I know, it’s a topic I’ve probably worn out on you readers, but a family’s story is a sort of real-life novel, forever interesting to me. Tonight we had dinner with my little mammaw Rasberry, my last living grandparent, the rock of our family. Ben asked her if she had any old pictures of my grandfather (sadly, Ben never got to meet him). She laughed a little and smiled and said “Tons. What kind of pictures do you want?”
We followed her to her bedroom and she pulled out 3 size 5 shoeboxes from a hope chest that were full of our family’s history. Inside we found pictures of people that Ben had never met but immediately recognized from the stories he’s heard, people that I have hazy childhood memories of, pictures of mammaw and pappaw on vacation with Annalee’s grandparents, pictures that made me realize my grandmother was not always the soft spoken wisp of a lady she is today.
She was once my age, full of energy and fun, always dressed to the nines in high heels and a figure flattering dress.
What sloppy messes we modern girls must seem to women like my grandmother. I can’t imagine always being so elegant.
There was a time when she was only dating the man that would become the patriarch of our family. He was fun, the center of attention, with the biggest tale, with the funniest joke, respected, tough as nails, and never wrong.
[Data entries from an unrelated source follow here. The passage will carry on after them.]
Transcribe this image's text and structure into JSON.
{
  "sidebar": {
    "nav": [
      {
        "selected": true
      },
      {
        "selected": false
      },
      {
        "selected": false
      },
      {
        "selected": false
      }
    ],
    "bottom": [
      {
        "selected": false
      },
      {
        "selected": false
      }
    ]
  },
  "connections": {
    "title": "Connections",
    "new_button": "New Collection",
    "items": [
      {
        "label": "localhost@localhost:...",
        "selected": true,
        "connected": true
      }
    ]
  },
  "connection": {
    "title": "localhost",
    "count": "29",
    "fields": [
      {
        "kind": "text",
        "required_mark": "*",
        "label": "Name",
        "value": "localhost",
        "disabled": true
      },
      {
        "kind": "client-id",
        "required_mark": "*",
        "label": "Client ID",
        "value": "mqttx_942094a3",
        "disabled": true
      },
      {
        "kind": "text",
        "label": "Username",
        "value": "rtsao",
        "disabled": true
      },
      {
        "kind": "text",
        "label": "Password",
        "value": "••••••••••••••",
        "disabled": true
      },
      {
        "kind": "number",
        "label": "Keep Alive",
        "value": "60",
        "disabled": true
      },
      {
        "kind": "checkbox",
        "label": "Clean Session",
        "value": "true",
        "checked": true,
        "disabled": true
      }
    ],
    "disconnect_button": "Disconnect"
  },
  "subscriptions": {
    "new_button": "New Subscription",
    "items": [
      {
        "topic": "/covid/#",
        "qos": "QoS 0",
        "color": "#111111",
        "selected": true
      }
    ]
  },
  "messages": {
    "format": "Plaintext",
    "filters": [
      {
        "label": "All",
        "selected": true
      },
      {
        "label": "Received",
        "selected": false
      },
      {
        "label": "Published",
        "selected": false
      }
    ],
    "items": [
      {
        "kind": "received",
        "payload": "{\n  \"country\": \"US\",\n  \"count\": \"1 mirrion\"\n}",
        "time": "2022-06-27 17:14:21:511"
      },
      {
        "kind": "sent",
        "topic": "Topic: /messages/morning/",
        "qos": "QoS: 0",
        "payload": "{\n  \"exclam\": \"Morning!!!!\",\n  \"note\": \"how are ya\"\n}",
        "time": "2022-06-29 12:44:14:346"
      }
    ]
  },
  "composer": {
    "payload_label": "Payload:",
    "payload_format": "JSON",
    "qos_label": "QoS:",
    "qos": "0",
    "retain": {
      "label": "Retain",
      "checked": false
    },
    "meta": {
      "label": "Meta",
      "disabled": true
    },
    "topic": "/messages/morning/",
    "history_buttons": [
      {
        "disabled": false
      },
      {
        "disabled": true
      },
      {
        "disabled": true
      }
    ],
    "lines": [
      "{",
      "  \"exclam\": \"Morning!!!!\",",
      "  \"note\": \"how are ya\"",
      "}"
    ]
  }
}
No wonder she was in love with him.
Their wedding day, 1946. My grandparents on the left and mammaw’s sister Eleanor on the right. Didn’t she just adore him?
They were married almost a decade before my daddy came along.
And just a couple years later, my uncle Danny came along. Now, honestly — how precious is my daddy holding his baby brother? Pretty dang precious.
Daddy was chubby and sweet, and exactly the kind of little cinder block of a boy I hope we might be fortunate enough to have if we ever have kids. Then, he grew up to become the handsome and intellectual football star, then after Ole Miss one of the first physical therapists in the state of Mississippi. I have to brag, y’all. He’s the best.
And then many years down the road, my grandparents went on vacation with the Odoms and took some photos with a couple of celebrities they ran into:
And a few years later, my uncle Danny took this portrait of pappaw that captures him exactly the way I remember him.
He passed away in 2001 from Lou Gherig’s Disease, but my grandmother, being the tough and graceful woman that she is, carried on and found a solitary kind of happiness in his absence. I can’t imagine how she does it, but she is forever optimistic even on her worst days. There’s a lot of comfort in seeing these old pictures, to know that memories and the people we love, no matter how old or long ago, are never very far away.
Have I mentioned how I love my family?